Heranças à Esquerda 37

Esquerdas Brasileiras 8: O PCB 8 – De 1936 a 1947.
De 1936 a 1943 o PCB viveu um momento de refluxo. Após a Intentona, comunistas e tenentistas experimentaram uma perseguição feroz. No caso do PCB, possivelmente a pior de sua história. O núcleo dirigente do partido foi perseguido e parte dele foi exterminado. Porém, mesmo na clandestinidade, o PCB organizou um movimento de solidariedade e defesa da República Espanhola, durante a Guerra Civil.
Com a reabertura democrática do país, iniciada em 43, e com o fim do Estado Novo, em 45, o PCB, de volta à legalidade, começou a desenvolver a estratégia de se tornar um partido de massas.
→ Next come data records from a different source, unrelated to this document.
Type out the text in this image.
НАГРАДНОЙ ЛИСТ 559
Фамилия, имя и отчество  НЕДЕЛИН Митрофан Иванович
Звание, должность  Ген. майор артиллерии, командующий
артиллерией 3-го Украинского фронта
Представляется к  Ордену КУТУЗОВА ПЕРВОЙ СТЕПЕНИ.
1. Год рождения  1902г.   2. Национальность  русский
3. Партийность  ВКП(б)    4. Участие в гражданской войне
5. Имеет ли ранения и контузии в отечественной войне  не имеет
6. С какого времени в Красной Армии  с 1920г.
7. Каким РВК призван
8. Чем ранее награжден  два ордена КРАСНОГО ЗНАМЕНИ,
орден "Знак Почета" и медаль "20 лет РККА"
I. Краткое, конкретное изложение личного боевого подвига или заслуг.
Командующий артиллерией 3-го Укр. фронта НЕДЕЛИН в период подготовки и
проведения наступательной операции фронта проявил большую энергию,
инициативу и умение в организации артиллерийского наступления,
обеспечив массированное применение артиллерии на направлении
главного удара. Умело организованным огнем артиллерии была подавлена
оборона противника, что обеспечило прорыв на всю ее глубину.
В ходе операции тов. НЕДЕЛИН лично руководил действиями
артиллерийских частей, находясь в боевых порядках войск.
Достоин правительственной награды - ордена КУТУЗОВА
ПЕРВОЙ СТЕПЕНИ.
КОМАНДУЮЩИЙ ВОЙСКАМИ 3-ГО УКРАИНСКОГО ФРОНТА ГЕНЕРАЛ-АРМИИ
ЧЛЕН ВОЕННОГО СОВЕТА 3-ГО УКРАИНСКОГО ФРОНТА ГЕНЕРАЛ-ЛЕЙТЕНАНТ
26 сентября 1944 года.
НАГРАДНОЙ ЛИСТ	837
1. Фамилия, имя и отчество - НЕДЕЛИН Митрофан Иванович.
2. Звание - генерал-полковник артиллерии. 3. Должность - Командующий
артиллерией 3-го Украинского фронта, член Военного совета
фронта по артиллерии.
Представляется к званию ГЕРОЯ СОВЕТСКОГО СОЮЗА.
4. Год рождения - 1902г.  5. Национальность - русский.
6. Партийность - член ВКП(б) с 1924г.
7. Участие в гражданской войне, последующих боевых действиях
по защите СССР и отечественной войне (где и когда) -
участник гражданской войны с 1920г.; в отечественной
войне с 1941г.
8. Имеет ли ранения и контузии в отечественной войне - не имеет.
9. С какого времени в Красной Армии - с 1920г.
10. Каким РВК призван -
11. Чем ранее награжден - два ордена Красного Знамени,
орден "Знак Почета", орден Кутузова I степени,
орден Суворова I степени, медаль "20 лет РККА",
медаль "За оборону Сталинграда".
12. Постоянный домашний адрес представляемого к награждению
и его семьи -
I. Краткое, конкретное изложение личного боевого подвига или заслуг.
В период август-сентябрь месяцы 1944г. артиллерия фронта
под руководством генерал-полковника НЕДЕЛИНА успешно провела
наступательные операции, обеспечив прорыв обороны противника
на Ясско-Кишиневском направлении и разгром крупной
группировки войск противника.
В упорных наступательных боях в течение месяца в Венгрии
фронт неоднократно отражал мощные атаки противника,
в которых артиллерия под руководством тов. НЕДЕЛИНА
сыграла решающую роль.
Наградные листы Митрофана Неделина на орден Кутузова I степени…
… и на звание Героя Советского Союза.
O primeiro passo nessa direção foi, na verdade, espontâneo: ao exigir que o Brasil entrasse na guerra contra os fascistas e ao orientar seus militantes a se alistarem na Força Expedicionária Brasileira, o partido ganhou o respeito de boa parte da opinião pública. E mais ainda quando, ao fim da guerra, muitos dos comunistas que se alistaram retornaram com honrarias oficiais e aclamados como heróis.
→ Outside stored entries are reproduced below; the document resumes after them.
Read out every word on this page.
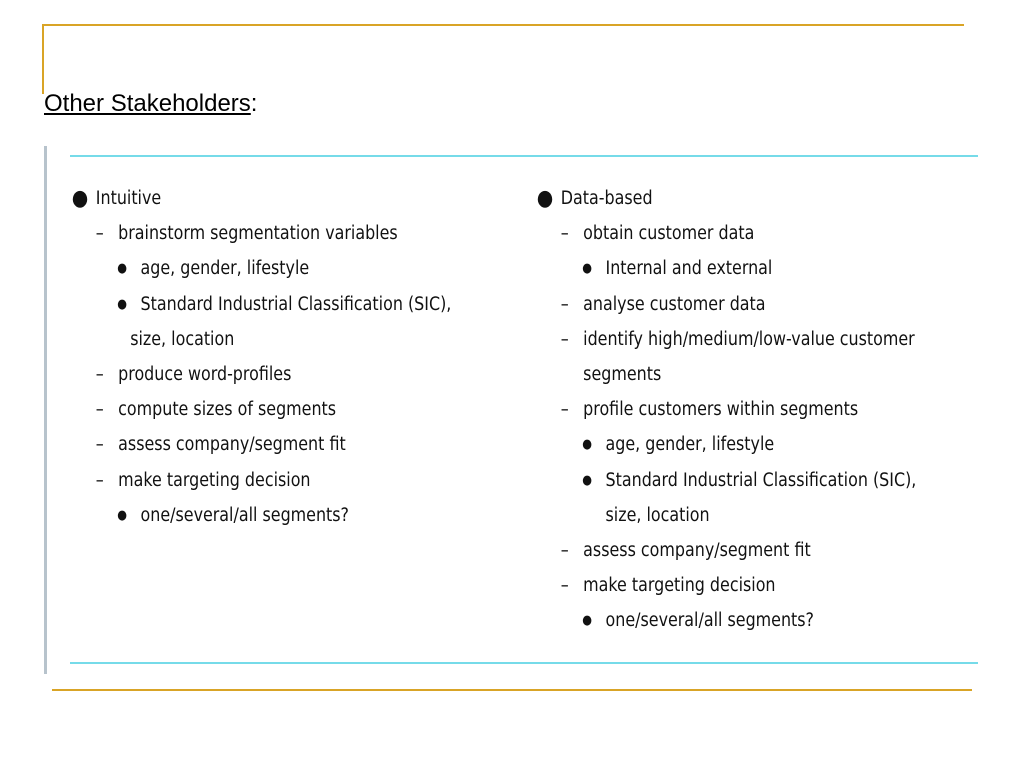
Other Stakeholders:
● Intuitive
– brainstorm segmentation variables
● age, gender, lifestyle
● Standard Industrial Classification (SIC),
size, location
– produce word-profiles
– compute sizes of segments
– assess company/segment fit
– make targeting decision
● one/several/all segments?
● Data-based
– obtain customer data
● Internal and external
– analyse customer data
– identify high/medium/low-value customer
segments
– profile customers within segments
● age, gender, lifestyle
● Standard Industrial Classification (SIC),
size, location
– assess company/segment fit
– make targeting decision
● one/several/all segments?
O PCB foi reestruturado em agosto de 1943, num congresso que ganhou o apelido de Conferência da Mantiqueira. A partir desse momento, sua tática essencial foi hegemonizar o movimento sindical. O dinamismo intelectual, associado à febre democrática, também conquistou espaços na imprensa progressista e nas artes.
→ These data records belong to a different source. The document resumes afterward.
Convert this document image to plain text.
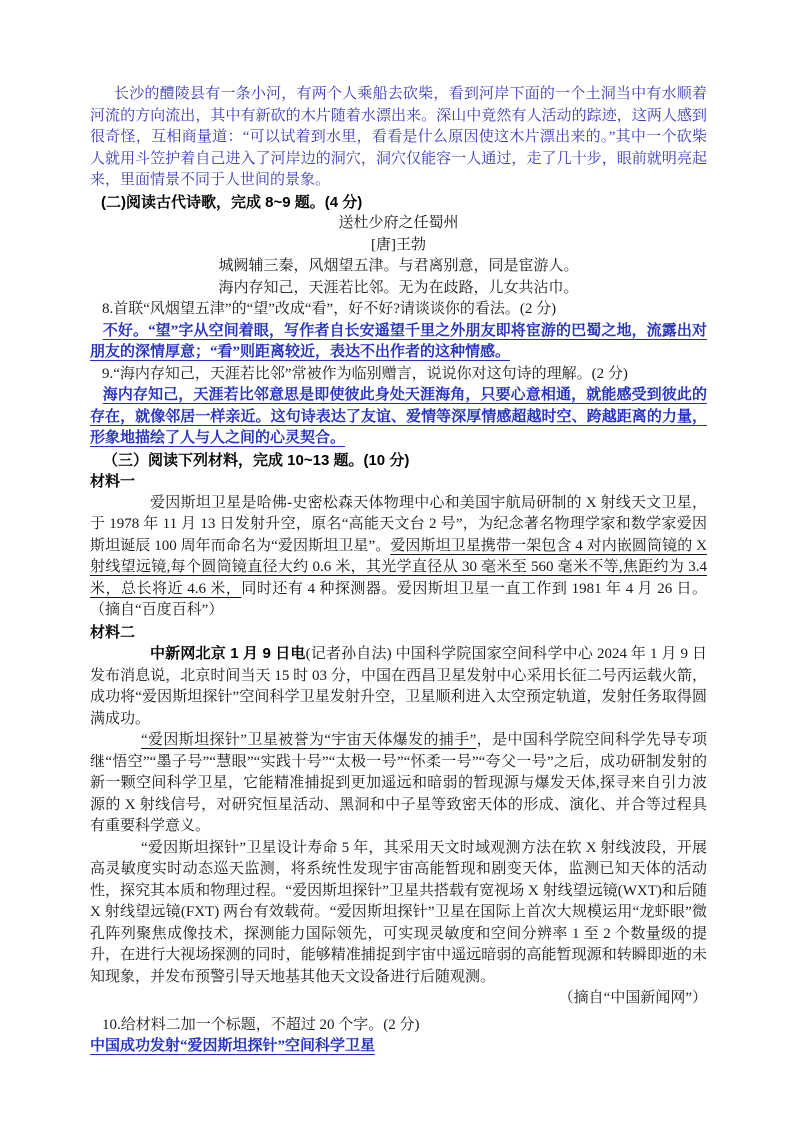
长沙的醴陵县有一条小河，有两个人乘船去砍柴，看到河岸下面的一个土洞当中有水顺着河流的方向流出，其中有新砍的木片随着水漂出来。深山中竟然有人活动的踪迹，这两人感到很奇怪，互相商量道：“可以试着到水里，看看是什么原因使这木片漂出来的。”其中一个砍柴人就用斗笠护着自己进入了河岸边的洞穴，洞穴仅能容一人通过，走了几十步，眼前就明亮起来，里面情景不同于人世间的景象。

(二)阅读古代诗歌，完成 8~9 题。(4 分)

送杜少府之任蜀州

[唐]王勃

城阙辅三秦，风烟望五津。与君离别意，同是宦游人。

海内存知己，天涯若比邻。无为在歧路，儿女共沾巾。

8.首联“风烟望五津”的“望”改成“看”，好不好?请谈谈你的看法。(2 分)

不好。“望”字从空间着眼，写作者自长安遥望千里之外朋友即将宦游的巴蜀之地，流露出对朋友的深情厚意；“看”则距离较近，表达不出作者的这种情感。

9.“海内存知己，天涯若比邻”常被作为临别赠言，说说你对这句诗的理解。(2 分)

海内存知己，天涯若比邻意思是即使彼此身处天涯海角，只要心意相通，就能感受到彼此的存在，就像邻居一样亲近。这句诗表达了友谊、爱情等深厚情感超越时空、跨越距离的力量，形象地描绘了人与人之间的心灵契合。

（三）阅读下列材料，完成 10~13 题。(10 分)

材料一

爱因斯坦卫星是哈佛-史密松森天体物理中心和美国宇航局研制的 X 射线天文卫星，于 1978 年 11 月 13 日发射升空，原名“高能天文台 2 号”，为纪念著名物理学家和数学家爱因斯坦诞辰 100 周年而命名为“爱因斯坦卫星”。爱因斯坦卫星携带一架包含 4 对内嵌圆筒镜的 X 射线望远镜,每个圆筒镜直径大约 0.6 米，其光学直径从 30 毫米至 560 毫米不等,焦距约为 3.4 米，总长将近 4.6 米，同时还有 4 种探测器。爱因斯坦卫星一直工作到 1981 年 4 月 26 日。（摘自“百度百科”）

材料二

中新网北京 1 月 9 日电(记者孙自法) 中国科学院国家空间科学中心 2024 年 1 月 9 日发布消息说，北京时间当天 15 时 03 分，中国在西昌卫星发射中心采用长征二号丙运载火箭，成功将“爱因斯坦探针”空间科学卫星发射升空，卫星顺利进入太空预定轨道，发射任务取得圆满成功。

“爱因斯坦探针”卫星被誉为“宇宙天体爆发的捕手”，是中国科学院空间科学先导专项继“悟空”“墨子号”“慧眼”“实践十号”“太极一号”“怀柔一号”“夸父一号”之后，成功研制发射的新一颗空间科学卫星，它能精准捕捉到更加遥远和暗弱的暂现源与爆发天体,探寻来自引力波源的 X 射线信号，对研究恒星活动、黑洞和中子星等致密天体的形成、演化、并合等过程具有重要科学意义。

“爱因斯坦探针”卫星设计寿命 5 年，其采用天文时域观测方法在软 X 射线波段，开展高灵敏度实时动态巡天监测，将系统性发现宇宙高能暂现和剧变天体，监测已知天体的活动性，探究其本质和物理过程。“爱因斯坦探针”卫星共搭载有宽视场 X 射线望远镜(WXT)和后随 X 射线望远镜(FXT) 两台有效载荷。“爱因斯坦探针”卫星在国际上首次大规模运用“龙虾眼”微孔阵列聚焦成像技术，探测能力国际领先，可实现灵敏度和空间分辨率 1 至 2 个数量级的提升，在进行大视场探测的同时，能够精准捕捉到宇宙中遥远暗弱的高能暂现源和转瞬即逝的未知现象，并发布预警引导天地基其他天文设备进行后随观测。

（摘自“中国新闻网”）

10.给材料二加一个标题，不超过 20 个字。(2 分)

中国成功发射“爱因斯坦探针”空间科学卫星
Em 1947 já possuía 200 mil filiados, mas novamente, nesse ano, o partido foi posto na clandestinidade. Eram dias da presidência do marechal Dutra, e o Brasil alinhava-se aos Estados Unidos da doutrina Truman e da guerra fria. Abriu-se mais um período de repressão.
A retomada se dará em 1954, com a volta da legalidade e a realização do IV Congresso do partido. Mas o IV Congresso manteve a postura sectária do partido, a mesma que condenara a obra de Octavio Brandão ao esquecimento prematuro e que negava a possibilidade de um pensamento comunista brasileiro. A mesma postura que advogava um comunismo purista e repudiava toda forma de hibridez no pensamento. A mesma que, simplesmente, ignorou o suicídio de Vargas, ocorrido dois meses antes desse congresso e todo o impacto decorrente desse fato, pois nem uma palavra de análise de conjuntura foi dita no IV Congresso.
Vendo de hoje, tem-se a impressão é que esse novo período de ostracismo impactou demasiadamente no espírito dos comunistas. E já dois anos depois, em 1956, sob o impacto do XX congresso do PCUS e da denúncia do "culto da personalidade de Stalin", o partido se abria numa crise sem precedentes. Todas as tensões e conflitos reprimidos desde o “enquadramento” de 1930, começam a eclodir livremente. E deu para sentir o quão imensa era a variedade dessas tensões.